Maura O'Neill | |
Office: | Chief of Innovation at the Agency for International Development |
President: | Barack Obama |
1Blankname: | Secretary |
1Namedata: | Hillary Clinton |
Term Start: | 2009 |
Term End: | 2013 |
Birth Date: | 6 September 1956 |
Birth Place: | San Francisco, California, United States |
Spouse: | Vaho Rebassoo |
Alma Mater: | University of Washington, Seattle University of California at Berkeley Columbia |
Maura O'Neill (born September 6, 1956) served as the First Chief of Innovation and was a Senior Counselor to the Administrator in January 2009 at the United States Agency for International Development.[1] She is currently a Distinguished Teaching Fellow in the Lester Center for Entrepreneurship and Innovation at the University of California, Berkeley, Haas School of Business.[2] [3] [4]

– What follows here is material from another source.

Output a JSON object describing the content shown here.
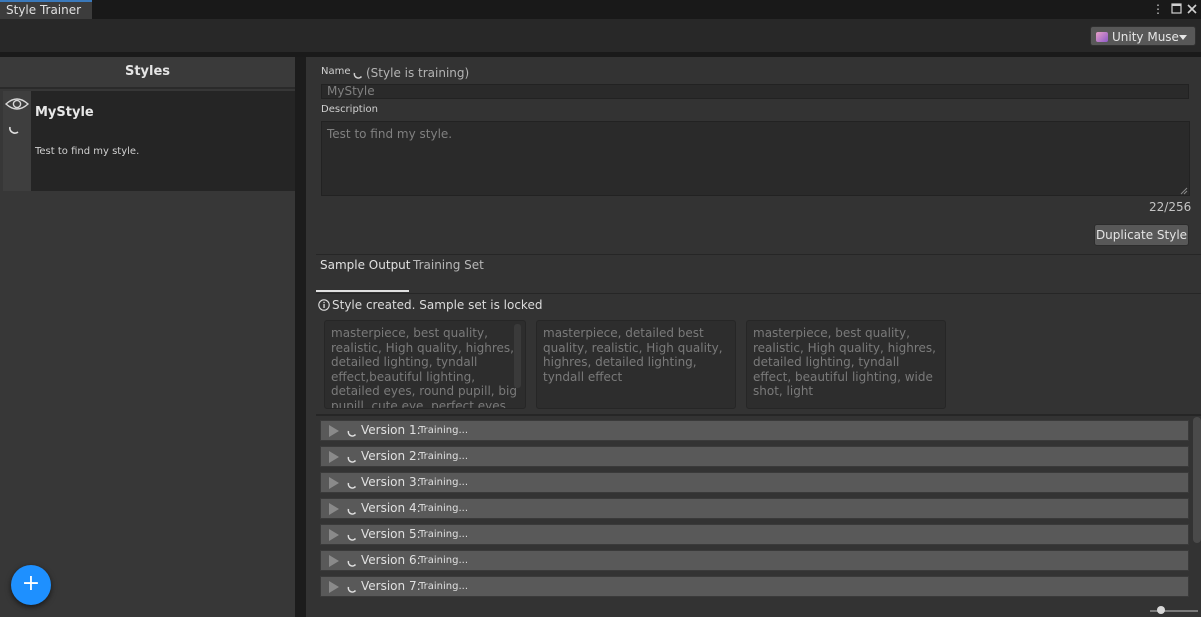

While at USAID, O'Neill co-led USAID Forward, the global initiative to reform foreign assistance.[5] [6] She adapted venture capital and drug discovery methods to drive faster, cheaper, and more sustainable solutions to global governance, health, food security, and economic growth. Co-creating the Development Innovation Ventures (DIV), it attracted partnerships with the Bill and Melinda Gates Foundation, the Skoll Foundation and later its offshoot, the Global Innovation Fund, with UK, Sweden, and Australia AID agencies, and Omidyar Network. She also co-created Development Innovation Ventures, now the Global Innovation Fund, which has received 6,000 applicants since 2010.[7] [8]
Before USAID, she served as the Senior Advisor of Energy and Climate and Chief of Staff for the Under Secretary at the United States Department of Agriculture. There, she authored President Obama's Biofuels Strategy.[9] Between 2008 and 2009, she served as the Chief of Staff for United States Senator Maria Cantwell.[10]

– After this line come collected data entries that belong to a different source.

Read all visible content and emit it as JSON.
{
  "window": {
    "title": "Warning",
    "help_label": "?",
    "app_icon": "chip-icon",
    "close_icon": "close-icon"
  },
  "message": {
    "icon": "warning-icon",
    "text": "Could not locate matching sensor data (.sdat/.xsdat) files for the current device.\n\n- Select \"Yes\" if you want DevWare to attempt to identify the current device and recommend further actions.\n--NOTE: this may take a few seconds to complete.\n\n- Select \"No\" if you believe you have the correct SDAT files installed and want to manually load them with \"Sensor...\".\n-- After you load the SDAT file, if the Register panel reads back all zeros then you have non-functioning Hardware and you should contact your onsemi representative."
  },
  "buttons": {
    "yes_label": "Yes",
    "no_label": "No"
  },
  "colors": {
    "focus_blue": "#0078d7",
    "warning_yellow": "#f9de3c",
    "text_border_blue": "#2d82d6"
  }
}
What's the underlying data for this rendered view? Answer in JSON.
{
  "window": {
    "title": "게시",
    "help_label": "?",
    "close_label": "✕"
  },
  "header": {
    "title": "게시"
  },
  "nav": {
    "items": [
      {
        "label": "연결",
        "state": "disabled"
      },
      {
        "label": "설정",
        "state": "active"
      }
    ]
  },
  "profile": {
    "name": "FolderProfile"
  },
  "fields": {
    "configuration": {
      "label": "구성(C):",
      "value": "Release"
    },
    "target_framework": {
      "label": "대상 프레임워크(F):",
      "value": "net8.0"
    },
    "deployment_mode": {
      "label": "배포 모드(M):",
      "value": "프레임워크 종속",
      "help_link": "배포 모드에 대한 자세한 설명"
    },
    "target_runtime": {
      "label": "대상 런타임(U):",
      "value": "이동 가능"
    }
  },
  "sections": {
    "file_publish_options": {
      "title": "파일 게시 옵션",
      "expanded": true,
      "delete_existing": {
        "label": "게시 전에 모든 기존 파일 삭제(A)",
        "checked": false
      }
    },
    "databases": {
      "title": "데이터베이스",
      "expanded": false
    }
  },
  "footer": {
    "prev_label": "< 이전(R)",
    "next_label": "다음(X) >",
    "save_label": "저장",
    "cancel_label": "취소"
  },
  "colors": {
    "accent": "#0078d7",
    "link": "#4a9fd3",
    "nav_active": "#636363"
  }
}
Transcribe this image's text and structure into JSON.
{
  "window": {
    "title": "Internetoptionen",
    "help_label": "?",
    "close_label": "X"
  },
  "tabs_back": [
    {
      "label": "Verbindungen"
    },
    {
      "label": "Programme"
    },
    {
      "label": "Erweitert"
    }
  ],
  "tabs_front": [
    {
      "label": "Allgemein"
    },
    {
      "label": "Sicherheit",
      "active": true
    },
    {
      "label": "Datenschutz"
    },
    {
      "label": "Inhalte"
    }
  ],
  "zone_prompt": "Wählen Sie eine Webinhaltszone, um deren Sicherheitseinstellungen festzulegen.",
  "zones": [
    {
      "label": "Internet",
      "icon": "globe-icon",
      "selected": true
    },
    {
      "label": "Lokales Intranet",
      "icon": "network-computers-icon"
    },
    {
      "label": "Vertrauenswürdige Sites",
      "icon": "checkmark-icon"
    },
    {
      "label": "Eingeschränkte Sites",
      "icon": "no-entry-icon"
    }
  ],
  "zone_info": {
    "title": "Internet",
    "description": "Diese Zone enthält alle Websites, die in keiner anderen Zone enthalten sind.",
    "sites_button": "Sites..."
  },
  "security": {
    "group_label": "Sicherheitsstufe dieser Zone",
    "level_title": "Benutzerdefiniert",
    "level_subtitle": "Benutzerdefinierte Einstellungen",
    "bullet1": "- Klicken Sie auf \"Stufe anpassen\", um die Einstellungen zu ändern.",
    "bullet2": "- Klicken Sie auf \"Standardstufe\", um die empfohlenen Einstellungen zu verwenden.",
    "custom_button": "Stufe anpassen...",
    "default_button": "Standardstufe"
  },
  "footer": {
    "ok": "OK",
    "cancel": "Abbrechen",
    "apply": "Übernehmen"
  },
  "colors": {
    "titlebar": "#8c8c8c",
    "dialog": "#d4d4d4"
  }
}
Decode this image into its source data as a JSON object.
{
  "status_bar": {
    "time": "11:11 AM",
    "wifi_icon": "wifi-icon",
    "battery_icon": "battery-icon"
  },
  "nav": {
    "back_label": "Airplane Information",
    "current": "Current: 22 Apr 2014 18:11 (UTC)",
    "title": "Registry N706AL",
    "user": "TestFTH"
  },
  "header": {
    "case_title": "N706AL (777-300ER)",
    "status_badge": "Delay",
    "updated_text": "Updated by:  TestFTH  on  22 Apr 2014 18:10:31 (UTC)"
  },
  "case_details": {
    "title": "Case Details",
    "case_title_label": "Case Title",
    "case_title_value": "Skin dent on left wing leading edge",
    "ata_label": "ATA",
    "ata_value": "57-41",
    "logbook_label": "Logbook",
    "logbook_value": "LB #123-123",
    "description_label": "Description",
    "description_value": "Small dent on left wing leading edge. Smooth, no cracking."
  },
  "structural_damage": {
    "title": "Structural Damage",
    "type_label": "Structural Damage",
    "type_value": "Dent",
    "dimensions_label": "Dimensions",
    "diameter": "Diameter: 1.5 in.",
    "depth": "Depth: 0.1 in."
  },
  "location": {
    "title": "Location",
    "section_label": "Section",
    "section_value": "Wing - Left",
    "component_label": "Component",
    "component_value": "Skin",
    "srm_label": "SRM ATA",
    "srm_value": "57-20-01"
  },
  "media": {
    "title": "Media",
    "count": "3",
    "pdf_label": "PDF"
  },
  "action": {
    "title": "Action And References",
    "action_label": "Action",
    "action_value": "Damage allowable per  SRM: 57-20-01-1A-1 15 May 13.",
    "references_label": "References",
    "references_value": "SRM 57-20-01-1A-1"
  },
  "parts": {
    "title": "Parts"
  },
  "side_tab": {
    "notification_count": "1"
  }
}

O'Neill founded four companies in the fields of electricity efficiency, smart grid and customer information systems and billing, e-commerce and digital education.[11] In 1989, she was named the Greater Seattle Business Person of the Year.[12]
In 2008, O'Neill helped found the Baltimore Leadership School for Young Women.[13]

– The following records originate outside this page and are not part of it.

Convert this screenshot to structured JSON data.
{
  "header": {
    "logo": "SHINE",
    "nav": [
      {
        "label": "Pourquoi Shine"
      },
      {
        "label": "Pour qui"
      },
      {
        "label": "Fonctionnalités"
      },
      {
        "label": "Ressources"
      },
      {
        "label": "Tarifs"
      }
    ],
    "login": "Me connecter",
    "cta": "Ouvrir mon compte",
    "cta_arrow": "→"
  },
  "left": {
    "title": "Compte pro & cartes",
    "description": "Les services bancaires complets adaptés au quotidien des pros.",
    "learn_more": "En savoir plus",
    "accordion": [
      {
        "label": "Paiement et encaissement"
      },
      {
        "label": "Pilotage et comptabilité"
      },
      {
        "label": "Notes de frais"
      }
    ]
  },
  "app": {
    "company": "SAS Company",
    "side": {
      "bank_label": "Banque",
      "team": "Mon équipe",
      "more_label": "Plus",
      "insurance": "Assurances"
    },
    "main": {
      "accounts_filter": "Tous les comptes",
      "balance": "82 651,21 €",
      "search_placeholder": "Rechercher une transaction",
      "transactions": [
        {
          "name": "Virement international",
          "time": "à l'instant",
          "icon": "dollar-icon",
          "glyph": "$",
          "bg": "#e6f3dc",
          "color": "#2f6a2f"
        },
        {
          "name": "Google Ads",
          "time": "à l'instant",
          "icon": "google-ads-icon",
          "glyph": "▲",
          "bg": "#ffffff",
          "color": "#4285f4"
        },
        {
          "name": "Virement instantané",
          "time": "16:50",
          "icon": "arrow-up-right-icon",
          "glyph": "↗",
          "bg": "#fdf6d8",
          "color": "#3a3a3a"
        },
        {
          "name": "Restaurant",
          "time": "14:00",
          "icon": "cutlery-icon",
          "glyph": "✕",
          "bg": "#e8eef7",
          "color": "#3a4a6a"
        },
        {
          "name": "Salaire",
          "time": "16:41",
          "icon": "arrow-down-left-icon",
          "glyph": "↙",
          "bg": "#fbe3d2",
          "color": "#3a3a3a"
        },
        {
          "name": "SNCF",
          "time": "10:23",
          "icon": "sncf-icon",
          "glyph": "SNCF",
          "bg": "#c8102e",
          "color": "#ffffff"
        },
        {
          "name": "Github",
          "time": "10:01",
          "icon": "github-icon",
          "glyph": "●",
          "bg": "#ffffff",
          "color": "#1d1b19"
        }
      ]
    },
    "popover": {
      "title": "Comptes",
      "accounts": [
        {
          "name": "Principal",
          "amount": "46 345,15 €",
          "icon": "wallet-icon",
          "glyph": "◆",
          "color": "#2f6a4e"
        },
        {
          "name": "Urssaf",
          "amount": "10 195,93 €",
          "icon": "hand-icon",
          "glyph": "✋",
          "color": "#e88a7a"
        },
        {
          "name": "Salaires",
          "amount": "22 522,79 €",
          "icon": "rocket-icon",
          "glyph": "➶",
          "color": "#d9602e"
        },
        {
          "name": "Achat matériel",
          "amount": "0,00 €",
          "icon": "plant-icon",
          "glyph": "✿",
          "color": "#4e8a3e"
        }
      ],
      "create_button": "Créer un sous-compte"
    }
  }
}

From 1982 to 1995, O'Neill founded her first company, O'Neill & Company, advising electric utilities on energy efficiency and helping launch one of the largest curbside recycling programs in the country. In 1992, she served as Chairwoman of the Washington State Women's Political Caucus.[14] O'Neill also advised policymakers on innovation and large-scale consumer adoption.[15]
In 1996, O'Neill was the President and CEO of ConnexT, a software company that served the deregulated energy market[16] [17] She later became a delegate to the Advanced Study Institute of NATO on the utility industry.[18]
Later, O'Neill created Improvemybusiness.com, a company designed to help small businesses through the Internet.[19]
In 2003, O'Neill became the CEO of Explore Life, a public-private company to improve Seattle's life sciences industry and increase the region's rate of commercial research.[20] [21]
In 2021, O'Neill was the program facilitator and lecturer of the Blockchain Technology program at Berkely Haas School of Business.[22]
In 2009, O'Neill went to work at USAID. She co-led the institution of USAID Forward - the agency's major reform initiative under President Obama.[23] O'Neill led the agency's move to incorporate more public-private partnerships as a key component for effective development. She led the IDEA (Innovative Development through Entrepreneurship Acceleration) project.[24] [25] O'Neill was named the First Chief of Innovation and a Senior Counselor to the Administrator in January 2009 at the United States Agency for International Development.[26] [27] [28] [29]
O'Neill was raised in the San Francisco Bay Area and moved to Seattle in 1975, where she studied environmental studies at the University of Washington.[30] She later received MBAs from Columbia University and the University of California, Berkeley and a doctorate from the University of Washington.[31]
O'Neill lives in Seattle, Washington with her husband, with whom she has two children.[32]